Die Orientierung an den Wahrnehmungen und Interessen der Besucher*innen von Gottesdiensten ist oft nicht im theologischen und kirchenleitenden Denken verankert. Interaktionsgeschehen, das online oft leichter realisierbar ist als in Präsenzgottesdiensten, findet dabei Eingang in Gemeindegottesdienste. Im Folgenden werden in Ergänzung zu bereits erfolgten Veröffentlichungen der Studie die Interaktionen bzw. der Wunsch nach Interaktionen aus Perspektive der Gottesdienstbesucher*innen näher in Blick genommen.

Was in dieser Veröffentlichung in Fokus genommen wird, stand bei den ins Digitale verlegten Gottesdiensten in der Regel nicht im Mittelpunkt des Gottesdienstgeschehens und war auch für die Teilnehmenden an der Umfrage ein Aspekt unter vielen. Aufgrund des Designs wurde bei der Umfrage in den Fragen nach Interaktion nicht zwischen Livestreams bzw. live als Videokonferenz durchgeführten Gottesdiensten einerseits und aufgezeichneten Gottesdiensten anderseits differenziert. Während bei Videokonferenzen und Livestreams über die Chatfunktion leicht eine Interaktionsmöglichkeit gegeben, wird bei aufgezeichneten Gottesdiensten die Möglichkeit zu kommentieren in der Regel seltener wahrgenommen bzw. ist oft nicht im Blick der Teilnehmer*innen. Dennoch lassen sich Korrelationen von Interaktion und Live-Erfahrung aus Userperspektive aufzeigen.

4. Ausgewählte Ergebnisse

4.1 Allgemeine Interaktionserfahrungen und -wünsche

Die meisten der Befragten (60,9 Prozent) gaben an, dass sie an Gottesdiensten ohne Interaktionsmöglichkeiten teilnahmen, diese Antwort umfasst Gottesdienste, die aufgezeichnet wurden und als On-demand-Video bereitgestellt wurden oder es hat sich um eine reine Übertragung gehandelt. Auch wenn es online keine Beteiligungsform gab, berichten 12,3 Prozent, dass zum Mitmachen beim Online-Gottesdienst Materialtüten, Liedblätter oder ähnliches Begleitmaterial verteilt wurden. Umfassende Beteiligungsmöglichkeiten – wie beispielsweise bei einem als Videokonferenz gestalteten Gottesdienst – hatten 4,7 Prozent der Umfrageteilnehmer*innen, 22,2 Prozent berichten von grundlegenden dialogischen Elementen, dies umfasst u.a. das Einbringen von Fürbitten via E-Mail oder Messenger.

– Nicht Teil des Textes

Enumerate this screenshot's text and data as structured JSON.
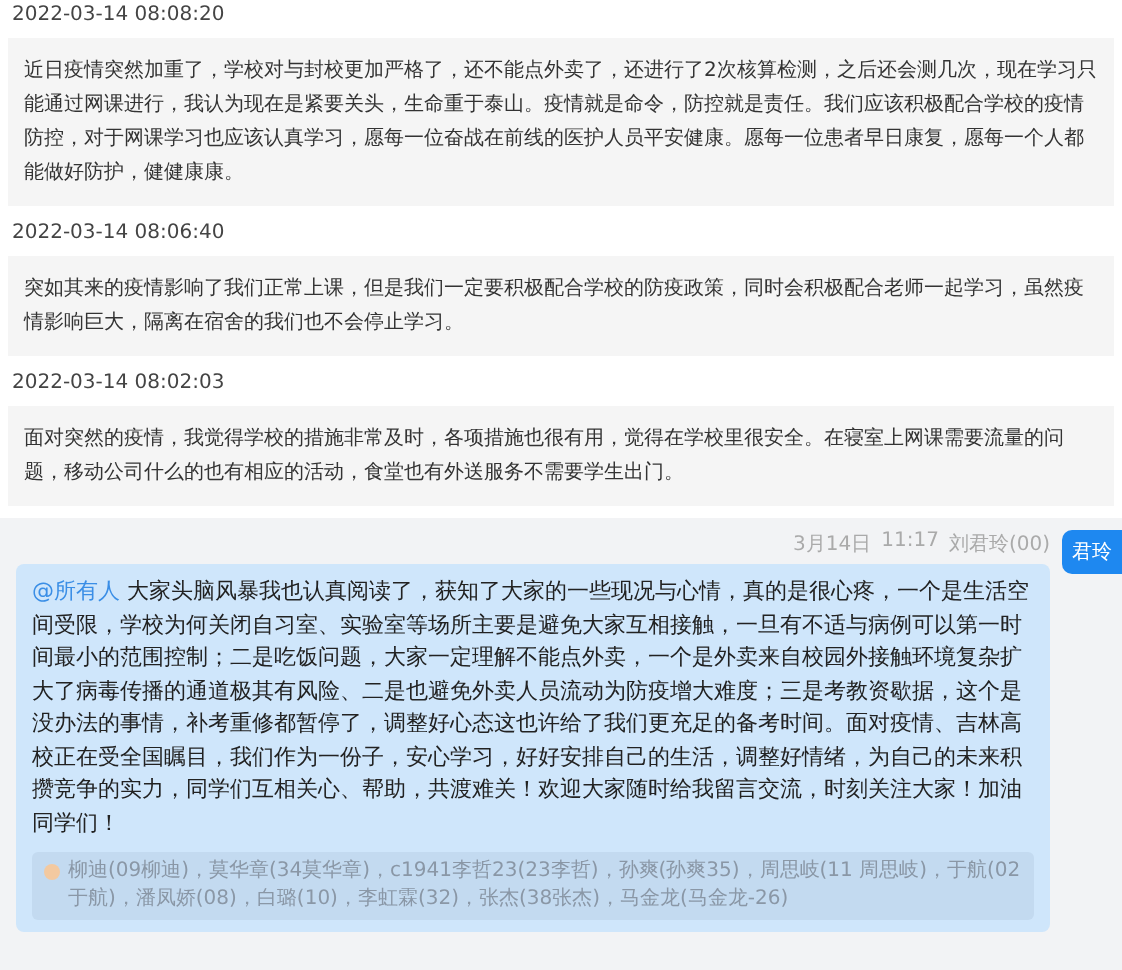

Dass etwas über drei Fünftel der digitalen Gottesdienste ohne Interaktion gestaltet wurden, zeigt eine deutliche Veränderung gegenüber Online-Gottesdiensten vor der Corona-Pandemie an, die anlassbezogen und oft in einer Community verortet mit dem Schwerpunkt Interaktion und Partizipation (z.B. als Twittergottesdienst auf dem Kirchentag) gestaltet wurden (Reimann, 2017). Die digitalen Gottesdienste zur Corona-Zeit bilden daher grundsätzlich eher den gemeindlichen Präsenzgottesdienst online ab, als dass sie Interaktionsmöglichkeiten des Internets in den nun digitalen Gemeindegottesdienst holen.

Abb. 1: Erlebte Interaktionselemente in Online-Gottesdiensten. Alle Angaben in Prozent (n= 3.131). Eigene Erhebung und Darstellung.

Abb. 1: Bevorzugte Übertragungsformate und erlebte Interaktionselemente in Online-Gottesdiensten. Alle Angaben in Prozent (n=2.202 bis 3.131). Eigene Erhebung und Darstellung.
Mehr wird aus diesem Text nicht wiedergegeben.